The conclusion is that sorting and selection are far too slow. All is not lost, because we can still use a histogram of pixel values. But how is this to be represented?

Suppose we represent the histogram as an array of 256 bins, which is the usual situation. At each new filter location, the histogram must be updated and the rank value computed. The problem we face is that, in general, to find the rank value, a significant fraction of the entire histogram must be summed. Suppose the filter size is 5x5. There are at most 25 different bins occupied, and we will mostly be adding zeros to the sum of bin occupancies. That is painful!

We can instead use a linked list, so that there won't be any unoccupied cells and the sum can be quickly done. However, we lose random access for insertion and deletion, so those operations become unacceptably slow.

However, we can mostly overcome the empty bin problem and retain random access by using two histograms represented as arrays, with bin sizes 1 and 16. Each of these histograms is updated for each pixel added or removed when the filter is moved. To find the rank value, proceed from coarse to fine, first locating the coarse bin for the given rank value, of which there are only 16. Then for the fine histogram with bin size 1 and 256 entries, we need look only at a maximum of 16 bins. On average, there will be a total of about 16 sums.

### Points of interest in the implementation

The implementation is in rank.c. There are several things to notice:
• Two histograms are maintained throughout: a 16-bin coarse histogram and a 256-bin fine histogram, as mentioned above.
• The histograms are updated incrementally, using either row major order or column major order, depending on the aspect ratio of the filter. For row major order, which is used when the filter height hf is larger than the width wf, the fast scan is down the column. For that case, for each column, generate the histogram for the entire filter at the first location (the top of the column). Then as the filter is moved down, remove the values for the old top row and add the values for the new bottom row.
• Avoid special-case processing for pixels near the boundary by expanding the image by half the filter dimension on each side (specifically, half the horizontal dimension on left and right sides, and half the vertical dimension on top and bottom).
• To avoid bias as far as possible in the added boundary pixels, we mirror the pixel values across the boundary.
• For convenience, choose the filter "origin" implicitly at the UL corner. Then we can simply march through dimensions of the width and height of the original (un-bordered) image to generate the destination (rank-order) image.
• If both filter dimensions are odd and the rank is either 0.0 or 1.0, we use instead grayscale erosion or dilation, respectively. The reason both dimensions have to be odd is that grayscale erosion and dilation are only computed using filters of odd width and height.
• If the input rank is 0.0 or 1.0, with at least one filter dimension being even, it is necessary to use the slower rank order function. However, we move the rank value slightly off the input value (e.g., move 0.0 to 0.0001) to allow use of a simpler comparison in the inner loop that does the sum over histogram bins.
The operation is reasonably fast, considering its complexity.
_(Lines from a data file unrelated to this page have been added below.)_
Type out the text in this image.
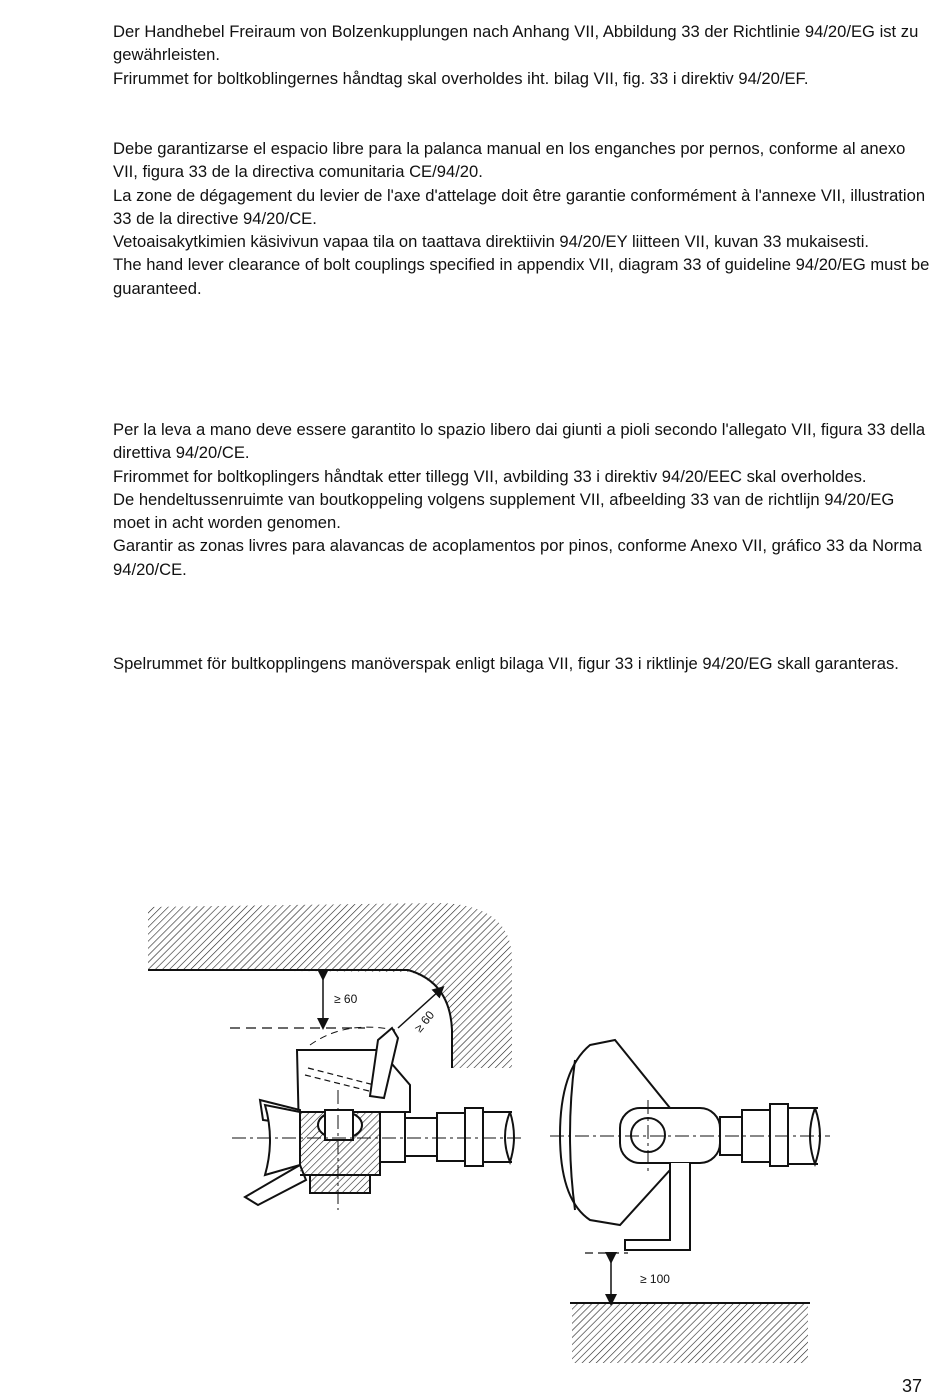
Der Handhebel Freiraum von Bolzenkupplungen nach Anhang VII, Abbildung 33 der Richtlinie 94/20/EG ist zu gewährleisten.
Frirummet for boltkoblingernes håndtag skal overholdes iht. bilag VII, fig. 33 i direktiv 94/20/EF.
Debe garantizarse el espacio libre para la palanca manual en los enganches por pernos, conforme al anexo VII, figura 33 de la directiva comunitaria CE/94/20.
La zone de dégagement du levier de l'axe d'attelage doit être garantie conformément à l'annexe VII, illustration 33 de la directive 94/20/CE.
Vetoaisakytkimien käsivivun vapaa tila on taattava direktiivin 94/20/EY liitteen VII, kuvan 33 mukaisesti.
The hand lever clearance of bolt couplings specified in appendix VII, diagram 33 of guideline 94/20/EG must be guaranteed.
Per la leva a mano deve essere garantito lo spazio libero dai giunti a pioli secondo l'allegato VII, figura 33 della direttiva 94/20/CE.
Frirommet for boltkoplingers håndtak etter tillegg VII, avbilding 33 i direktiv 94/20/EEC skal overholdes.
De hendeltussenruimte van boutkoppeling volgens supplement VII, afbeelding 33 van de richtlijn 94/20/EG moet in acht worden genomen.
Garantir as zonas livres para alavancas de acoplamentos por pinos, conforme Anexo VII, gráfico 33 da Norma 94/20/CE.
Spelrummet för bultkopplingens manöverspak enligt bilaga VII, figur 33 i riktlinje 94/20/EG skall garanteras.
≥ 60
≥ 60
≥ 100
37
The speed is essentially independent of the size of the larger dimension of the filter. The time is approximately a constant plus a term that is linear in the smaller dimension of the filter (generated by prog/rank_reg). In the figure below we show the operation time per Mpixel vs the smaller filter dimension.

## Note that a rank operation with a horizontal filter is faster than with a vertical filter when the small dimension is very small, but the incremental increase in time as the small dimension expands is larger for the horizontal filter. The latter effect can be understood because for the horizontal filter, the incremental pixel addressing is over two vertical columns, which is slower than addressing across two rows. For a moderate sized filter with a smallest dimension of 20, the rank order filter operates at about 4 MPix/sec on a 3 GHz machine. If you can speed this function up significantly, please let me know.